LoginData = "username=shane&password=123456&do=login"
LoginHeader = {"User-Agent": "Mozilla/5.0 (Windows; U; Windows NT 5.1; en-US; rv:1.9.2.8) Gecko/20100722 Firefox/3.6.8 GTB7.1 (.NET CLR 3.5.30729)", "Referer": "http://example.com"}
LoginRequest = urllib2.Request(LoginUrl, LoginData, LoginHeader)
LoginResponse = MechBrowser.open(LoginRequest)
Above code works fine. My question is, do I also need to add these following lines (and more in previous header infos) in LoginHeader
to make it really looks like firefox's surfing, not mechanize?
Accept: text/html,application/xhtml+xml,application/xml;q=0.9,*/*;q=0.8
Accept-Language: en-us,en;q=0.5
Accept-Encoding: gzip,deflate
Accept-Charset: ISO-8859-1,utf-8;q=0.7,*;q=0.7
What parts/how many of header info need to be spoofed to make it looks "real"?

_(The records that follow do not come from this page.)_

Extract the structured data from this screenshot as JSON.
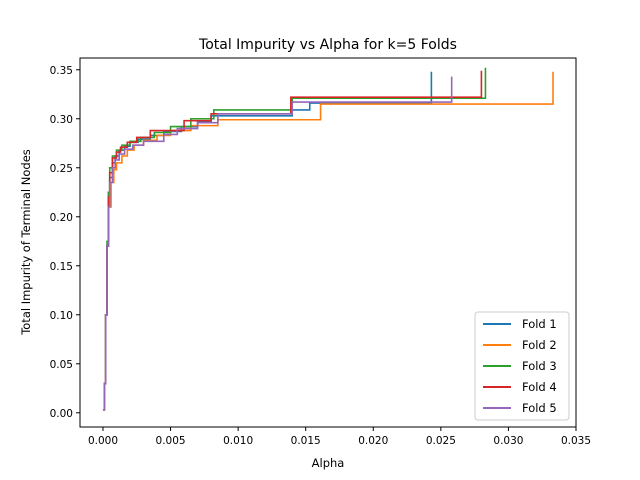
{
  "chart_data": {
    "type": "line",
    "title": "Total Impurity vs Alpha for k=5 Folds",
    "xlabel": "Alpha",
    "ylabel": "Total Impurity of Terminal Nodes",
    "xlim": [
      -0.0017,
      0.035
    ],
    "ylim": [
      -0.0145,
      0.362
    ],
    "xticks": [
      0.0,
      0.005,
      0.01,
      0.015,
      0.02,
      0.025,
      0.03,
      0.035
    ],
    "xtick_labels": [
      "0.000",
      "0.005",
      "0.010",
      "0.015",
      "0.020",
      "0.025",
      "0.030",
      "0.035"
    ],
    "yticks": [
      0.0,
      0.05,
      0.1,
      0.15,
      0.2,
      0.25,
      0.3,
      0.35
    ],
    "ytick_labels": [
      "0.00",
      "0.05",
      "0.10",
      "0.15",
      "0.20",
      "0.25",
      "0.30",
      "0.35"
    ],
    "grid": false,
    "legend_position": "bottom-right",
    "series": [
      {
        "name": "Fold 1",
        "color": "#1f77b4",
        "points": [
          [
            0.0,
            0.003
          ],
          [
            0.0001,
            0.03
          ],
          [
            0.0002,
            0.1
          ],
          [
            0.0003,
            0.17
          ],
          [
            0.0004,
            0.215
          ],
          [
            0.0005,
            0.24
          ],
          [
            0.0007,
            0.255
          ],
          [
            0.0009,
            0.262
          ],
          [
            0.0012,
            0.268
          ],
          [
            0.0016,
            0.272
          ],
          [
            0.002,
            0.276
          ],
          [
            0.0026,
            0.279
          ],
          [
            0.0035,
            0.283
          ],
          [
            0.0045,
            0.287
          ],
          [
            0.0058,
            0.292
          ],
          [
            0.007,
            0.297
          ],
          [
            0.008,
            0.303
          ],
          [
            0.014,
            0.309
          ],
          [
            0.0153,
            0.316
          ],
          [
            0.0243,
            0.322
          ],
          [
            0.0243,
            0.348
          ]
        ]
      },
      {
        "name": "Fold 2",
        "color": "#ff7f0e",
        "points": [
          [
            0.0,
            0.003
          ],
          [
            0.0001,
            0.03
          ],
          [
            0.0002,
            0.1
          ],
          [
            0.0003,
            0.17
          ],
          [
            0.0004,
            0.21
          ],
          [
            0.0006,
            0.235
          ],
          [
            0.0008,
            0.248
          ],
          [
            0.001,
            0.255
          ],
          [
            0.0014,
            0.262
          ],
          [
            0.0018,
            0.268
          ],
          [
            0.0023,
            0.273
          ],
          [
            0.003,
            0.278
          ],
          [
            0.004,
            0.283
          ],
          [
            0.005,
            0.288
          ],
          [
            0.0065,
            0.293
          ],
          [
            0.0085,
            0.299
          ],
          [
            0.0161,
            0.315
          ],
          [
            0.0333,
            0.315
          ],
          [
            0.0333,
            0.348
          ]
        ]
      },
      {
        "name": "Fold 3",
        "color": "#2ca02c",
        "points": [
          [
            0.0,
            0.003
          ],
          [
            0.0001,
            0.03
          ],
          [
            0.0002,
            0.1
          ],
          [
            0.0003,
            0.175
          ],
          [
            0.0004,
            0.225
          ],
          [
            0.0005,
            0.25
          ],
          [
            0.0007,
            0.262
          ],
          [
            0.001,
            0.268
          ],
          [
            0.0014,
            0.273
          ],
          [
            0.002,
            0.277
          ],
          [
            0.0028,
            0.281
          ],
          [
            0.0038,
            0.286
          ],
          [
            0.005,
            0.292
          ],
          [
            0.0065,
            0.3
          ],
          [
            0.0082,
            0.309
          ],
          [
            0.014,
            0.321
          ],
          [
            0.0283,
            0.322
          ],
          [
            0.0283,
            0.352
          ]
        ]
      },
      {
        "name": "Fold 4",
        "color": "#d62728",
        "points": [
          [
            0.0,
            0.003
          ],
          [
            0.0001,
            0.03
          ],
          [
            0.0002,
            0.1
          ],
          [
            0.0003,
            0.17
          ],
          [
            0.0004,
            0.22
          ],
          [
            0.0005,
            0.245
          ],
          [
            0.0007,
            0.26
          ],
          [
            0.001,
            0.266
          ],
          [
            0.0013,
            0.271
          ],
          [
            0.0018,
            0.276
          ],
          [
            0.0025,
            0.281
          ],
          [
            0.0035,
            0.288
          ],
          [
            0.006,
            0.298
          ],
          [
            0.008,
            0.305
          ],
          [
            0.0139,
            0.322
          ],
          [
            0.028,
            0.322
          ],
          [
            0.028,
            0.349
          ]
        ]
      },
      {
        "name": "Fold 5",
        "color": "#9467bd",
        "points": [
          [
            0.0,
            0.003
          ],
          [
            0.0001,
            0.03
          ],
          [
            0.0002,
            0.1
          ],
          [
            0.0003,
            0.17
          ],
          [
            0.0004,
            0.21
          ],
          [
            0.0005,
            0.235
          ],
          [
            0.0007,
            0.25
          ],
          [
            0.0009,
            0.258
          ],
          [
            0.0012,
            0.264
          ],
          [
            0.0016,
            0.269
          ],
          [
            0.0022,
            0.273
          ],
          [
            0.003,
            0.277
          ],
          [
            0.0045,
            0.284
          ],
          [
            0.0055,
            0.29
          ],
          [
            0.007,
            0.296
          ],
          [
            0.0085,
            0.305
          ],
          [
            0.014,
            0.317
          ],
          [
            0.0258,
            0.317
          ],
          [
            0.0258,
            0.343
          ]
        ]
      }
    ]
  }
}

It depends on what you're trying to 'fool'. You can try some online services that do simple User Agent sniffing to gauge your success:
http://browserspy.dk/browser.php
http://www.browserscope.org (look for 'We think you're using...')
http://www.browserscope.org/ua
http://panopticlick.eff.org/ -> will help you to pick some 'too common to track' options
http://networking.ringofsaturn.com/Tools/browser.php
I believe a determined programmer could detect your game, but many log parsers and tools wouldn't once you echo what your real browser sends.
One thing you should consider is that lack of JS might raise red flags, so capture sent headers with JS disabled too.